Gargiulo Paola, Basile Christian, Cesaro Arturo, Marzano Federica, Buonocore Davide, Asile Gaetano, Abbate Vincenza, Vicidomini Francesca, Paolillo Stefania, Spaccarotella Carmen Anna Maria, Catalano Angelo, Spirito Giulio, Merlini Piera Angelica, Maloberti Alessandro, Iannuzzo Gabriella, Ciccone Marco Matteo, Zito Anna Paola, Paloscia Leonardo, D'Alleva Alberto, Varbella Ferdinando, Corleto Antonella, Brunetti Natale Daniele, Corbo Maria Delia, Calabrò Paolo, Indolfi Ciro, Perrone-Filardi Pasquale
Department of Advanced Biomedical Sciences, University of Naples Federico II, Naples, Italy.
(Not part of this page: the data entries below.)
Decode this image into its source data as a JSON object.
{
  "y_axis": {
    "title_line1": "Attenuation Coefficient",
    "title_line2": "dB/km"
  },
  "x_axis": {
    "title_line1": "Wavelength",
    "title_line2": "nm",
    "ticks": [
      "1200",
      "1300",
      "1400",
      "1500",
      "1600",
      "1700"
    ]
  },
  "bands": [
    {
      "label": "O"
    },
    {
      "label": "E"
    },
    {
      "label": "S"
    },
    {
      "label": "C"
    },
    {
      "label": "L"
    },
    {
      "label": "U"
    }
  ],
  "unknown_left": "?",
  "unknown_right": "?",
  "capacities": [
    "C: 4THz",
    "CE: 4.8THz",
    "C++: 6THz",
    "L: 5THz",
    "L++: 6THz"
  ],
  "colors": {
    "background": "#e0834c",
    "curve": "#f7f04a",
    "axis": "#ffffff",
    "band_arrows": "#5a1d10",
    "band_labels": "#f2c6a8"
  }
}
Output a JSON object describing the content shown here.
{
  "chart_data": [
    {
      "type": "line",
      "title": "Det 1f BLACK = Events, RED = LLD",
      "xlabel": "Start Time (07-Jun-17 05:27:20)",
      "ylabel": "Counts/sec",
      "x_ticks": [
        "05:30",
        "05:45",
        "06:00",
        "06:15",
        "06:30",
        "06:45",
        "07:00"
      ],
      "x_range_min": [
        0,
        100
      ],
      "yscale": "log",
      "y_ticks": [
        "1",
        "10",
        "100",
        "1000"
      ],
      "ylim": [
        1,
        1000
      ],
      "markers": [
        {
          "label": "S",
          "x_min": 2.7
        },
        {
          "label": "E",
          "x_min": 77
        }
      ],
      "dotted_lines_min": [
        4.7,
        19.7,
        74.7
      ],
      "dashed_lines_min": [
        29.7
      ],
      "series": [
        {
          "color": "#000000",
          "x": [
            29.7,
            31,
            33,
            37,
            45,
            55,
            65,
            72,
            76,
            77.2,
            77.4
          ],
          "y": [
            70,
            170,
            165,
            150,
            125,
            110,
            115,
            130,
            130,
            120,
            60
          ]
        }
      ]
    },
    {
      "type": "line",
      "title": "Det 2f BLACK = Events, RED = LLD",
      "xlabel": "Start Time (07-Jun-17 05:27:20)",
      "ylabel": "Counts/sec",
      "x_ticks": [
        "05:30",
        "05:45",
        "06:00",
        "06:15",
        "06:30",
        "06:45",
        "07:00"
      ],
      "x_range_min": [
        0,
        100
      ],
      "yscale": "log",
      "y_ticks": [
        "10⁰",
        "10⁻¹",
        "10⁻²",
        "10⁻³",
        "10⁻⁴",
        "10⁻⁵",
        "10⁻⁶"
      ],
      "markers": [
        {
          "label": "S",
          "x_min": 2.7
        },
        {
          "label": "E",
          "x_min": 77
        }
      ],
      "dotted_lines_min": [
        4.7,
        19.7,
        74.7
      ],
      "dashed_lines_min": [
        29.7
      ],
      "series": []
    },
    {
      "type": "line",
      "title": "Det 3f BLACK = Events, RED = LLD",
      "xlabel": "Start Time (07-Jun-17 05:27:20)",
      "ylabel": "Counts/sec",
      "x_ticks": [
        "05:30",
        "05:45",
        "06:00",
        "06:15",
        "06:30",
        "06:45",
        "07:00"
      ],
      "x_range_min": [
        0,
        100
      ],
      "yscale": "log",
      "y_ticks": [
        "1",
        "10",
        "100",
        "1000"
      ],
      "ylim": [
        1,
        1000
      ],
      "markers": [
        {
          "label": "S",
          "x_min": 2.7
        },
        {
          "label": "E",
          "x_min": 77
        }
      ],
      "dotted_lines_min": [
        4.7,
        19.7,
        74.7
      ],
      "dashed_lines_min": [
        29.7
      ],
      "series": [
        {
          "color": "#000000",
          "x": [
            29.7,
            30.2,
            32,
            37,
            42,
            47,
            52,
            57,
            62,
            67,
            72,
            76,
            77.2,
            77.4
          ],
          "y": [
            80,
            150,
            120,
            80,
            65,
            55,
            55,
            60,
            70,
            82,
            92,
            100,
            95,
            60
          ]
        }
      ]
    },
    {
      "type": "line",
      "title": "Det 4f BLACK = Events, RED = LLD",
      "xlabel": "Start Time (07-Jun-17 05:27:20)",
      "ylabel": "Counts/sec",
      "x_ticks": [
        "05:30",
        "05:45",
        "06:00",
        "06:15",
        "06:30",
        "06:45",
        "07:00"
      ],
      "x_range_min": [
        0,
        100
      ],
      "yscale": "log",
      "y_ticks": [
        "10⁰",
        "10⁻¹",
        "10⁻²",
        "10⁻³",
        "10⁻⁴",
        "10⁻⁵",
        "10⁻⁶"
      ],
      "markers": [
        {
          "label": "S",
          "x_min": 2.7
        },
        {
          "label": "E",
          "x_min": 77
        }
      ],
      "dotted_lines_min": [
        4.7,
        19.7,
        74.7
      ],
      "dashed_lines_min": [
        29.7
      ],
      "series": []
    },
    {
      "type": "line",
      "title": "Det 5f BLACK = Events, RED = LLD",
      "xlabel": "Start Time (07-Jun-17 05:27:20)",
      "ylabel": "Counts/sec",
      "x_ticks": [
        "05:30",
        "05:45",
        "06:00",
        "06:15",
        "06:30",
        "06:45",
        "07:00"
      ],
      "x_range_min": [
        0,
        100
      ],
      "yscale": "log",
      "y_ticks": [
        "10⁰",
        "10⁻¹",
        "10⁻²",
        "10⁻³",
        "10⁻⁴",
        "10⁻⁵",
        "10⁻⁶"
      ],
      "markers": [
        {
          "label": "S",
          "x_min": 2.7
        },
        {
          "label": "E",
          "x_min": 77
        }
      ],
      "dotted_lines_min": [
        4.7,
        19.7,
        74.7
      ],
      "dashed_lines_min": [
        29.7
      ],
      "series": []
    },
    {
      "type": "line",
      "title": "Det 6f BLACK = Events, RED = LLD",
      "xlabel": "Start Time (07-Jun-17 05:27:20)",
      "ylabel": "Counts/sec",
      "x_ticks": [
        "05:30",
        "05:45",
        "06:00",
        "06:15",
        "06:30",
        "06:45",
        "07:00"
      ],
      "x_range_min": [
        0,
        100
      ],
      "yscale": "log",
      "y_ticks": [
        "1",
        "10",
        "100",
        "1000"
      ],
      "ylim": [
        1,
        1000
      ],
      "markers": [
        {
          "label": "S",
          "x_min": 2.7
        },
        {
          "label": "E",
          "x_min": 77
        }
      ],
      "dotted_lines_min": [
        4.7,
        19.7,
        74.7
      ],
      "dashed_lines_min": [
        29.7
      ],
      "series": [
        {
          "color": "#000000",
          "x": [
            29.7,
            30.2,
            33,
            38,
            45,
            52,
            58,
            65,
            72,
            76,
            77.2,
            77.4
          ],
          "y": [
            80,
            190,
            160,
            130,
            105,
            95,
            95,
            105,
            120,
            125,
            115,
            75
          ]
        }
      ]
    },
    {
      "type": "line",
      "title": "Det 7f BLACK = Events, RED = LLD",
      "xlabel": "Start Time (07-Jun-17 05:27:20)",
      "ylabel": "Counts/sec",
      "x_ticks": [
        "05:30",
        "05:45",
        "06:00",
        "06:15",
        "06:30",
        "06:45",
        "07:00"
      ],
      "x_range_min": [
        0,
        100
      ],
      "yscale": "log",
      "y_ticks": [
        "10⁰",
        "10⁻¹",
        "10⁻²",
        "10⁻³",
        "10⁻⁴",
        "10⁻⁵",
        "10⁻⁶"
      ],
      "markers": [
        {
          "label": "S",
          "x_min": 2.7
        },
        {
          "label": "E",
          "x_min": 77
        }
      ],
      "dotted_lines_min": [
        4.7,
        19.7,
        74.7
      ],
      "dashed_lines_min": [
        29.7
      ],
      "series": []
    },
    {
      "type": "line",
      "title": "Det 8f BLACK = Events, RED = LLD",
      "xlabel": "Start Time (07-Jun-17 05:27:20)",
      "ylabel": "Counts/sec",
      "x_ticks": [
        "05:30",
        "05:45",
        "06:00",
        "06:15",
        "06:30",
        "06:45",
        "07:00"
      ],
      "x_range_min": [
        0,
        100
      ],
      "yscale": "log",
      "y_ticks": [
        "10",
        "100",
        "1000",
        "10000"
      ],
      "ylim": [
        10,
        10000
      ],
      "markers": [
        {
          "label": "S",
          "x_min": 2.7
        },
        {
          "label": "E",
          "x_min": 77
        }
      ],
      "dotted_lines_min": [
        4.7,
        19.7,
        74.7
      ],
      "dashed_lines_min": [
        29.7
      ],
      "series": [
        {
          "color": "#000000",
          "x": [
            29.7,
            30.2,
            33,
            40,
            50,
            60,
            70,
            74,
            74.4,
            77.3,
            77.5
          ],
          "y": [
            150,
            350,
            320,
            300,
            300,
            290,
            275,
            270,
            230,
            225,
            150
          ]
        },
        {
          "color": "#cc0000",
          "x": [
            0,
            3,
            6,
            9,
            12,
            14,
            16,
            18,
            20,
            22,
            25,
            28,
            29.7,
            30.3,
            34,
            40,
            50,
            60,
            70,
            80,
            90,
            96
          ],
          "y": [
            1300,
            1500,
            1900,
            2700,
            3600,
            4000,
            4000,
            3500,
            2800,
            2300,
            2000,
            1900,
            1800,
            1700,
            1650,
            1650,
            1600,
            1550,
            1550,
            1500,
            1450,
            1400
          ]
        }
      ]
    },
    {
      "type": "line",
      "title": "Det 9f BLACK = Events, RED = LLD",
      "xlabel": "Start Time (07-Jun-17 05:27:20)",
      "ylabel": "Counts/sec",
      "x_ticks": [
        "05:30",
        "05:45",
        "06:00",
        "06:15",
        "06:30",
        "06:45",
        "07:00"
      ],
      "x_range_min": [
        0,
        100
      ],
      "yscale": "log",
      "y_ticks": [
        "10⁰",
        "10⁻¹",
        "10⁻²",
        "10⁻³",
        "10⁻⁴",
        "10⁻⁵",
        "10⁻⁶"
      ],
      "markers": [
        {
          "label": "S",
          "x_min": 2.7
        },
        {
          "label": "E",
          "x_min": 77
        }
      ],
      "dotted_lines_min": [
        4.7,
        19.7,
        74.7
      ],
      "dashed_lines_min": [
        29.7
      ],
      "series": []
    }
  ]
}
Department of Translational Medical Sciences, University of Campania Luigi Vanvitelli, Naples, Italy.
Atherosclerosis. 2023 Feb;366:32-39. doi: 10.1016/j.atherosclerosis.2023.01.001. Epub 2023 Jan 13.
Proprotein Convertase Subtilisin/Kexin type 9 inhibitors (PCSK9i) are recommended in patients at high and very-high cardiovascular (CV) risk, with documented atherosclerotic CV disease (ASCVD), and for very-high risk patients with familial hypercholesterolaemia not achieving LDL-cholesterol (LDL-C) goal while receiving maximally tolerated dose of lipid-lowering therapy (LLT). However, single country real-life data, reporting the use of PCSK9i in clinical practice, are limited. Therefore, we designed AT-TARGET-IT, an Italian, multicenter, observational registry on the use of PCSK9i in clinical practice.
All data were recorded at the time of the first prescription and at the latest observation preceding inclusion in the study.
798 patients were enrolled. The median reduction in LDL-C levels was 64.9%. After stratification for CV risk, 63.8% achieved LDL-C target; of them, 83.3% took LLTs at PCSK9i initiation and 16.7% did not. 760 patients (95.2%) showed high adherence to therapy, 13 (1.6%) partial adherence, and 25 (3.1%) poor adherence. At 6 months, 99.7% of patients enrolled in the study remained on therapy; there were 519 and 423 patients in the study with a follow-up of at least 12 and 18 months, respectively. Persistence in these groups was 98.1% and 97.5%, respectively. Overall, 3.5% of patients discontinued therapy. No differences in efficacy, adherence, and persistence were found between alirocumab and evolocumab.
PCSK9i are safe and effective in clinical practice, leading to very high adherence and persistence to therapy, and achievement of recommended LDL-C target in most patients, especially when used as combination therapy.
前蛋白转化酶枯草溶菌素9型抑制剂(PCSK9i)被推荐用于心血管(CV)高危和极高危患者,这些患者有动脉粥样硬化性心血管疾病(ASCVD)记录,以及用于接受最大耐受剂量降脂治疗(LLT)但未达到低密度脂蛋白胆固醇(LDL-C)目标的极高危家族性高胆固醇血症患者。然而,单国家关于临床实践中使用PCSK9i的真实世界数据有限。因此,我们设计了AT-TARGET-IT,这是一项关于PCSK9i在临床实践中使用情况的意大利多中心观察性登记研究。
所有数据在首次处方时以及纳入研究前的最新观察时记录。
共纳入798例患者。LDL-C水平的中位数降低了64.9%。根据CV风险分层后,63.8%的患者达到了LDL-C目标;其中,83.3%在开始使用PCSK9i时接受了LLT,16.7%未接受。760例患者(95.2%)对治疗表现出高依从性,13例(1.6%)部分依从,25例(3.1%)依从性差。在6个月时,99.7%纳入研究的患者仍在接受治疗;研究中有519例和423例患者分别随访了至少12个月和18个月。这些组中的持续治疗率分别为98.1%和97.5%。总体而言,3.5%的患者停止了治疗。阿利西尤单抗和依洛尤单抗在疗效、依从性和持续性方面未发现差异。
PCSK9i在临床实践中安全有效,导致对治疗的极高依从性和持续性,并使大多数患者达到推荐的LDL-C目标,尤其是作为联合治疗使用时。